La recomposition du Moyen-Orient s’accélère sous l’effet d’une confrontation désormais ouverte entre l’Iran, les États-Unis et leurs alliés. Derrière les dynamiques militaires, une transformation plus profonde se dessine : fragmentation des États, reconfiguration des alliances et instrumentalisation des fractures internes, annonçant un redécoupage progressif de l’espace régional.
Une chronique de Roula Merhej, née à Hama et exilée en France sous le régime d’Hafez el-Assad, spécialiste des dynamiques géopolitiques du Moyen-Orient.

La fracture entre sunnites et chiites n’est pas nouvelle au Moyen-Orient. Ce qui change aujourd’hui, ce sont les conditions dans lesquelles elle est mobilisée et les conséquences qu’elle entraîne. Depuis plus de quatorze siècles, cette division traverse la région. Issue des premiers conflits de succession dans l’histoire de l’islam au VIIe siècle, elle constitue une ligne de tension régulièrement réactivée par les pouvoirs politiques. Elle n’a jamais disparu, mais elle n’a que rarement suffi, à elle seule, à déclencher les guerres.
En Irak, après l’attentat contre le sanctuaire chiite d’al-Askari en 2006, elle débouche sur une quasi-guerre civile dont les effets structurent encore aujourd’hui les équilibres du pays. En Syrie, à partir de 2011, le conflit prend progressivement une dimension confessionnelle sous l’effet du soutien de l’Iran et du Hezbollah au régime de Bachar al-Assad.

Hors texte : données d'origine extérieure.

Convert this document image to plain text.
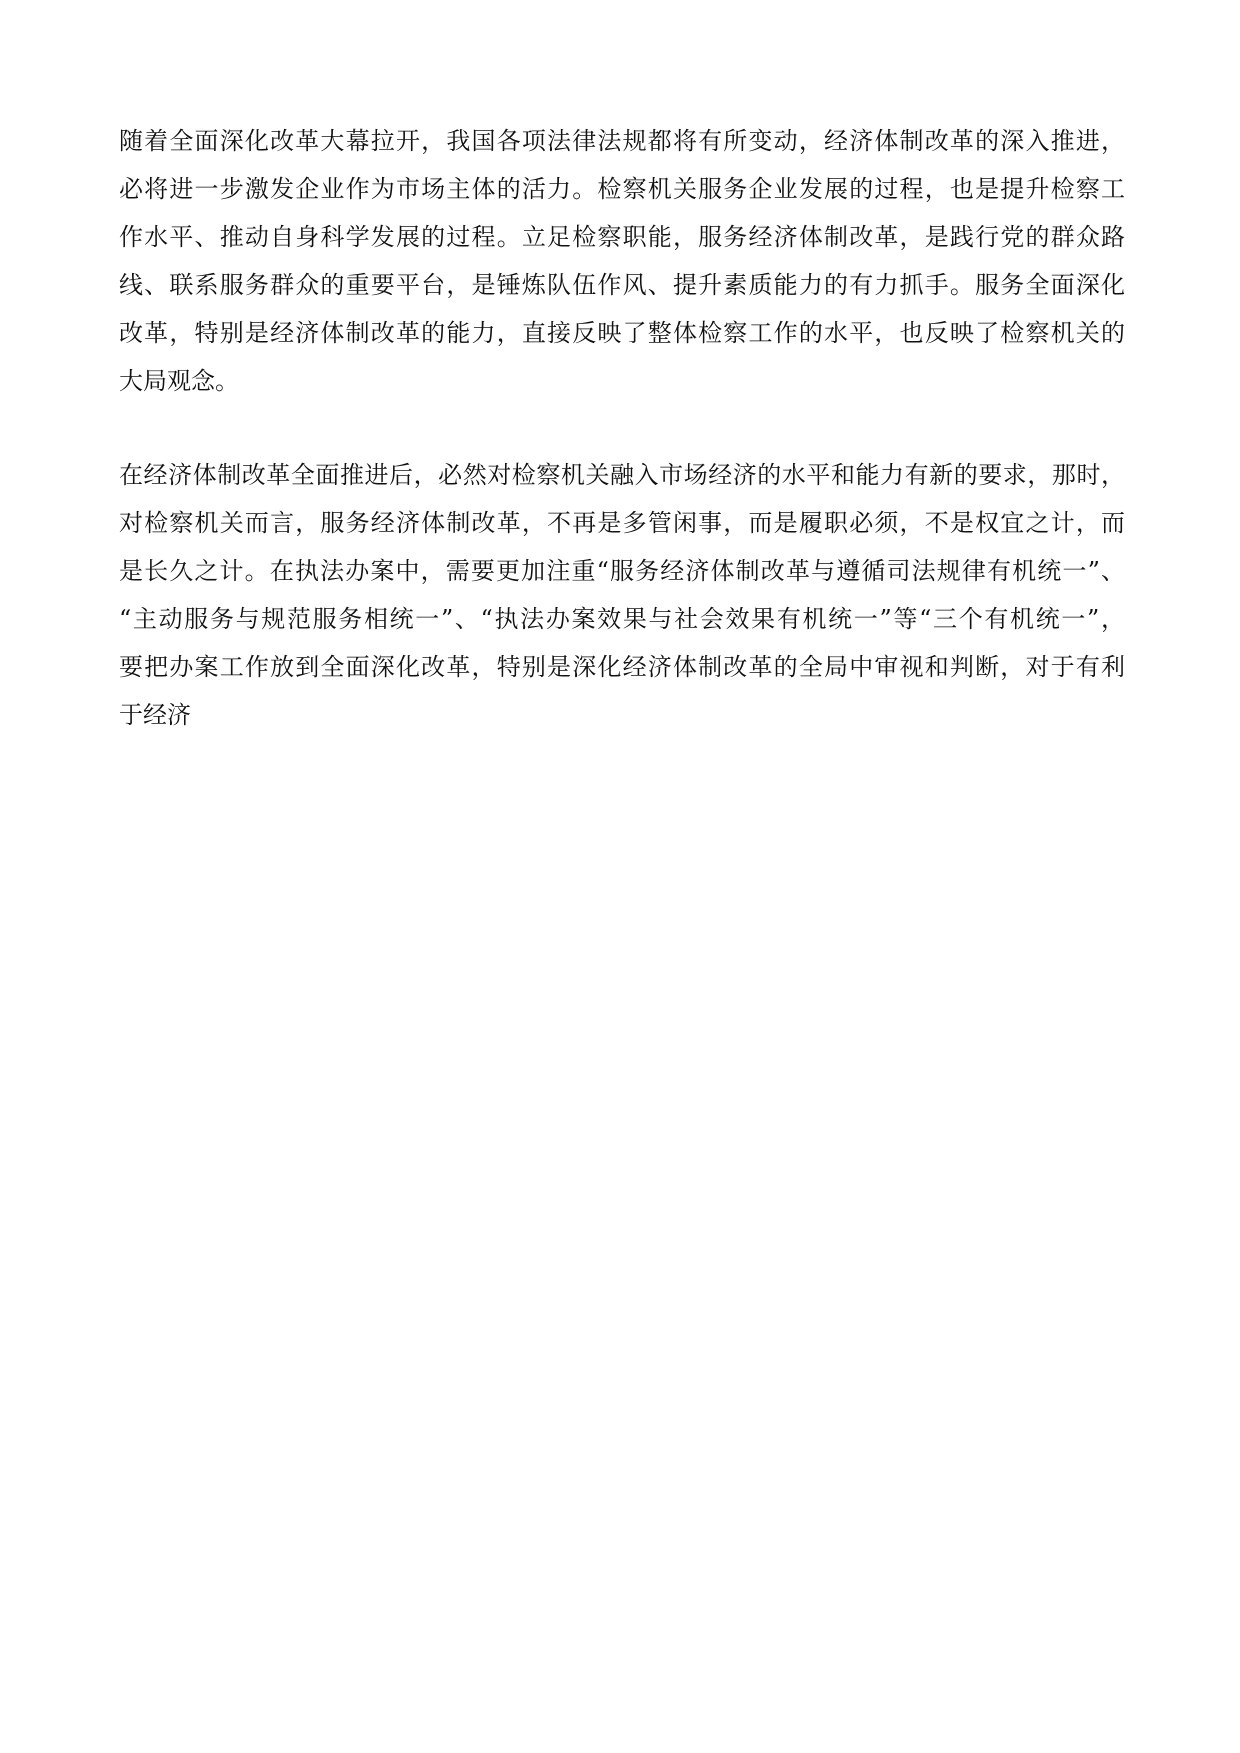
随着全面深化改革大幕拉开，我国各项法律法规都将有所变动，经济体制改革的深入推进，
必将进一步激发企业作为市场主体的活力。检察机关服务企业发展的过程，也是提升检察工
作水平、推动自身科学发展的过程。立足检察职能，服务经济体制改革，是践行党的群众路
线、联系服务群众的重要平台，是锤炼队伍作风、提升素质能力的有力抓手。服务全面深化
改革，特别是经济体制改革的能力，直接反映了整体检察工作的水平，也反映了检察机关的
大局观念。
在经济体制改革全面推进后，必然对检察机关融入市场经济的水平和能力有新的要求，那时，
对检察机关而言，服务经济体制改革，不再是多管闲事，而是履职必须，不是权宜之计，而
是长久之计。在执法办案中，需要更加注重“服务经济体制改革与遵循司法规律有机统一”、
“主动服务与规范服务相统一”、“执法办案效果与社会效果有机统一”等“三个有机统一”，
要把办案工作放到全面深化改革，特别是深化经济体制改革的全局中审视和判断，对于有利
于经济
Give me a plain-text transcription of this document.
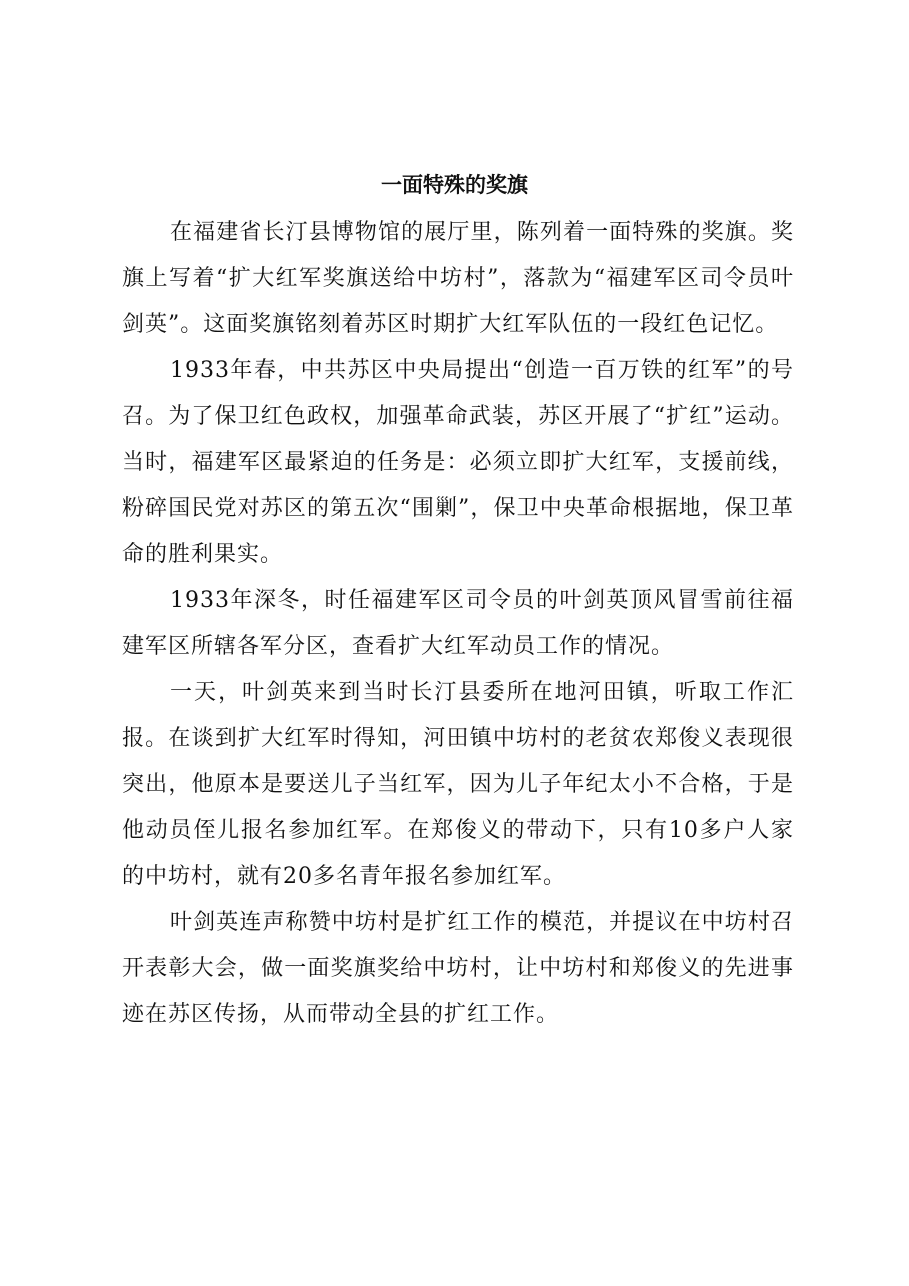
一面特殊的奖旗

在福建省长汀县博物馆的展厅里，陈列着一面特殊的奖旗。奖旗上写着“扩大红军奖旗送给中坊村”，落款为“福建军区司令员叶剑英”。这面奖旗铭刻着苏区时期扩大红军队伍的一段红色记忆。

1933年春，中共苏区中央局提出“创造一百万铁的红军”的号召。为了保卫红色政权，加强革命武装，苏区开展了“扩红”运动。当时，福建军区最紧迫的任务是：必须立即扩大红军，支援前线，粉碎国民党对苏区的第五次“围剿”，保卫中央革命根据地，保卫革命的胜利果实。

1933年深冬，时任福建军区司令员的叶剑英顶风冒雪前往福建军区所辖各军分区，查看扩大红军动员工作的情况。

一天，叶剑英来到当时长汀县委所在地河田镇，听取工作汇报。在谈到扩大红军时得知，河田镇中坊村的老贫农郑俊义表现很突出，他原本是要送儿子当红军，因为儿子年纪太小不合格，于是他动员侄儿报名参加红军。在郑俊义的带动下，只有10多户人家的中坊村，就有20多名青年报名参加红军。

叶剑英连声称赞中坊村是扩红工作的模范，并提议在中坊村召开表彰大会，做一面奖旗奖给中坊村，让中坊村和郑俊义的先进事迹在苏区传扬，从而带动全县的扩红工作。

Même la guerre Iran-Irak (1980–1988) portait déjà cette dimension, à la fois politique et religieuse. La fracture existe donc en permanence, mais elle ne devient décisive que lorsqu’elle est activée.
Pendant plusieurs décennies, la cause palestinienne a permis de contenir ces tensions en offrant un cadre politique commun au-delà des clivages confessionnels. Dès les années 1940, elle est portée par le Parti Baas, fondé notamment par Michel Aflaq, qui en fait un élément structurant du nationalisme arabe. Dans les années 1950 et 1960, elle s’inscrit ensuite dans la dynamique du panarabisme portée notamment par Gamal Abdel Nasser, qui en fait un vecteur d’unité régionale.
Ce cadre s’est progressivement fissuré à partir de 1979, lorsque l’Iran l’intègre à une stratégie d’influence régionale à travers ses relais en Syrie, au Liban et en Irak. Ce basculement soulève une question plus large. L’Iran ne s’inscrit pas historiquement dans l’espace politique arabe. Pourtant, il s’impose progressivement comme un acteur central de la cause palestinienne.
Ce positionnement ne relève pas d’une continuité historique, mais d’un choix stratégique. En reformulant la cause palestinienne dans un cadre islamique plus large, au-delà de sa dimension arabe, Téhéran s’est donné les moyens de dépasser son statut d’acteur extérieur pour en faire un levier d’influence régionale. Une cause d’unité devient alors un instrument de projection, et les équilibres régionaux s’en trouvent modifiés.
Les attaques du 7 octobre 2023 interviennent dans cet environnement déjà fragilisé, mais elles en révèlent surtout les limites. Le modèle iranien reposait sur une conflictualité indirecte, supposée contrôlable. Il impliquait que l’escalade pouvait être contenue. Cette hypothèse ne tient plus. Ce qui s’ouvre alors n’est pas une montée en intensité, mais un changement de logique.
Le basculement devient explicite avec l’évolution du positionnement américain sous le deuxième mandat de Donald Trump, puis avec l’opération “Epic Fury” du 28 février 2026. La confrontation est désormais assumée. L’Iran ne peut plus s’appuyer uniquement sur ses relais. Il doit agir directement tout en maintenant ses réseaux, ce qui modifie la structure du conflit.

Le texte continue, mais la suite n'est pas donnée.